The sandbox starts with a restricted JavaScript context and then injects a small bridge layer. Each MCP tool is registered as a synchronous JavaScript function. Whenever one of these functions is called, the bridge translates the JavaScript arguments into JSON, calls the corresponding MCP tool with the JSON payload, and translates the JSON response back into a JavaScript value.

allowAllAccess is set to false to prevent the executed code from accessing the Java internals of the application. The only way for the executed code to interact with the outside world is through the defined bridges. This is important for security, as it prevents the executed code from doing anything malicious or unintended in the Java application.

  public ExecutionResult execute(String code) {
    List<String> logs = new ArrayList<>();

    try (Context ctx = Context.newBuilder("js").allowAllAccess(false).option("js.strict", "false").build()) {

      Value bindings = ctx.getBindings("js");

      // console.log bridge
      bindings.putMember("__host_log", (org.graalvm.polyglot.proxy.ProxyExecutable) args -> {
        StringBuilder sb = new StringBuilder();
        for (Value arg : args) {
          sb.append(arg.toString());
        }
        logs.add(sb.toString());
        return null;
      });

      // Register each MCP tool as a synchronous JS callable
      for (ToolCatalog.ToolEntry entry : this.catalog.all()) {
        String callable = entry.callable();

        bindings.putMember("__bridge_" + callable, (org.graalvm.polyglot.proxy.ProxyExecutable) args -> {
          String argsJson = args.length > 0 ? args[0].asString() : "{}";
          return invokeTool(entry.name(), argsJson);
        });
      }

JsSandbox.java

The prelude that is prepended to the model-generated code exposes these bridges as normal JavaScript functions.

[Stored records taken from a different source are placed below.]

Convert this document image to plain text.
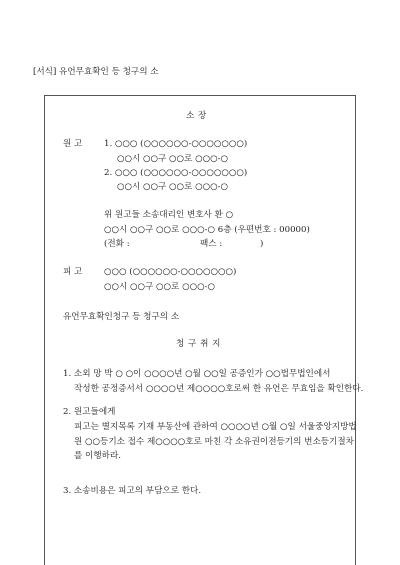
[서식] 유언무효확인 등 청구의 소
소 장
원 고	1. ○○○ (○○○○○○-○○○○○○○)
○○시 ○○구 ○○로 ○○○-○
2. ○○○ (○○○○○○-○○○○○○○)
○○시 ○○구 ○○로 ○○○-○
위 원고들 소송대리인 변호사 환 ○
○○시 ○○구 ○○로 ○○○-○ 6층 (우편번호 : 00000)
(전화 :	팩스 :	)
피 고	○○○ (○○○○○○-○○○○○○○)
○○시 ○○구 ○○로 ○○○-○
유언무효확인청구 등 청구의 소
청 구 취 지
1. 소외 망 박 ○ ○이 ○○○○년 ○월 ○○일 공증인가 ○○법무법인에서
작성한 공정증서서 ○○○○년 제○○○○호로써 한 유언은 무효임을 확인한다.
2. 원고들에게
피고는 별지목록 기재 부동산에 관하여 ○○○○년 ○월 ○일 서울중앙지방법
원 ○○등기소 접수 제○○○○호로 마친 각 소유권이전등기의 번소등기절차
를 이행하라.
3. 소송비용은 피고의 부담으로 한다.
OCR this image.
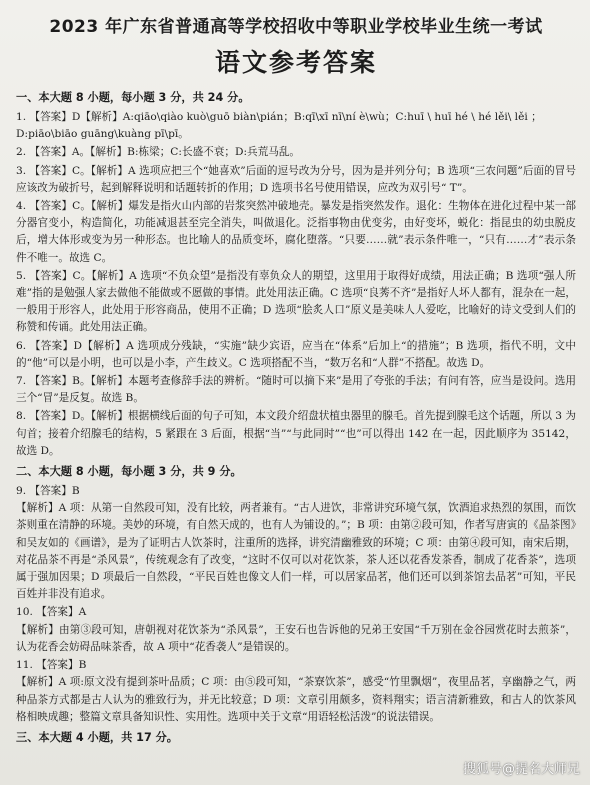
2023 年广东省普通高等学校招收中等职业学校毕业生统一考试
语文参考答案
一、本大题 8 小题，每小题 3 分，共 24 分。

1. 【答案】D【解析】A:qiāo\qiào kuò\guō biàn\pián；B:qī\xī nī\ní è\wù；C:huī \ huī hé \ hé lěi\ lěi ；

D:piāo\biāo guāng\kuàng pī\pī。

2. 【答案】A。【解析】B:栋梁；C:长盛不衰；D:兵荒马乱。

3. 【答案】C。【解析】A 选项应把三个“她喜欢”后面的逗号改为分号，因为是并列分句；B 选项“三农问题”后面的冒号应该改为破折号，起到解释说明和话题转折的作用；D 选项书名号使用错误，应改为双引号“ T”。

4. 【答案】C。【解析】爆发是指火山内部的岩浆突然冲破地壳。暴发是指突然发作。退化：生物体在进化过程中某一部分器官变小，构造简化，功能减退甚至完全消失，叫做退化。泛指事物由优变劣，由好变坏，蜕化：指昆虫的幼虫脱皮后，增大体形或变为另一种形态。也比喻人的品质变坏，腐化堕落。“只要……就”表示条件唯一，“只有……才”表示条件不唯一。故选 C。

5. 【答案】C。【解析】A 选项“不负众望”是指没有辜负众人的期望，这里用于取得好成绩，用法正确；B 选项“强人所难”指的是勉强人家去做他不能做或不愿做的事情。此处用法正确。C 选项“良莠不齐”是指好人坏人都有，混杂在一起，一般用于形容人，此处用于形容商品，使用不正确；D 选项“脍炙人口”原义是美味人人爱吃，比喻好的诗文受到人们的称赞和传诵。此处用法正确。

6. 【答案】D【解析】A 选项成分残缺，“实施”缺少宾语，应当在“体系”后加上“的措施”；B 选项，指代不明，文中的“他”可以是小明，也可以是小李，产生歧义。C 选项搭配不当，“数万名和“人群”不搭配。故选 D。

7. 【答案】B。【解析】本题考查修辞手法的辨析。“随时可以摘下来”是用了夸张的手法；有问有答，应当是设问。选用三个“冒”是反复。故选 B。

8. 【答案】D。【解析】根据横线后面的句子可知，本文段介绍盘状植虫器里的腺毛。首先提到腺毛这个话题，所以 3 为句首；接着介绍腺毛的结构，5 紧跟在 3 后面，根据“当”“与此同时”“也”可以得出 142 在一起，因此顺序为 35142，故选 D。

二、本大题 8 小题，每小题 3 分，共 9 分。

9. 【答案】B

【解析】A 项：从第一自然段可知，没有比较，两者兼有。“古人进饮，非常讲究环境气氛，饮酒追求热烈的氛围，而饮茶则重在清静的环境。美妙的环境，有自然天成的，也有人为铺设的。”；B 项：由第②段可知，作者写唐寅的《品茶图》和吴友如的《画谱》，是为了证明古人饮茶时，注重所的选择，讲究清幽雅致的环境；C 项：由第④段可知，南宋后期，对花品茶不再是“杀风景”，传统观念有了改变，“这时不仅可以对花饮茶，茶人还以花香发茶香，制成了花香茶”，选项属于强加因果；D 项最后一自然段，“平民百姓也像文人们一样，可以居家品茗，他们还可以到茶馆去品茗”可知，平民百姓并非没有追求。

10. 【答案】A

【解析】由第③段可知，唐朝视对花饮茶为“杀风景”，王安石也告诉他的兄弟王安国“千万别在金谷园赏花时去煎茶”，认为花香会妨碍品味茶香，故 A 项中“花香袭人”是错误的。

11. 【答案】B

【解析】A 项:原文没有提到茶叶品质；C 项：由⑤段可知，“茶寮饮茶”，感受“竹里飘烟”，夜里品茗，享幽静之气，两种品茶方式都是古人认为的雅致行为，并无比较意；D 项：文章引用颇多，资料翔实；语言清新雅致，和古人的饮茶风格相映成趣；整篇文章具备知识性、实用性。选项中关于文章“用语轻松活泼”的说法错误。

三、本大题 4 小题，共 17 分。
搜狐号@提名大师兄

  private String buildPrelude() {
    var sb = new StringBuilder();
    sb.append("const console = {\n");
    sb.append("  log: (...args) => __host_log(args.map(a => JSON.stringify(a)).join(' ')),\n");
    sb.append("};\n");

    for (ToolCatalog.ToolEntry entry : this.catalog.all()) {
      String callable = entry.callable();
      sb.append("function ")
        .append(callable)
        .append("(args) { const r = JSON.parse(__bridge_")
        .append(callable)
        .append("(JSON.stringify(args || {}))); if (r.error) { throw new Error(r.error); } return r.value; }\n");
    }
    return sb.toString();
  }

JsSandbox.java

Finally, the sandbox evaluates the JavaScript program and converts the result back into plain Java values.

      String prelude = buildPrelude();
      String wrapped = prelude + "\n(() => {\n" + code + "\n})()";
      Value result = ctx.eval("js", wrapped);

      Object value = toJavaValue(result);
      return new ExecutionResult(logs, value);

JsSandbox.java

Wrapping up ¶

Implementing the code mode pattern in Java is not too complicated, thanks to the GraalVM JavaScript engine that allows us to execute JavaScript code in a sandboxed environment. The main challenge is to define a clear API for the tools and to instruct the model to use that API correctly in its code. I had to tweak the system prompt a few times to get the desired behavior from the model.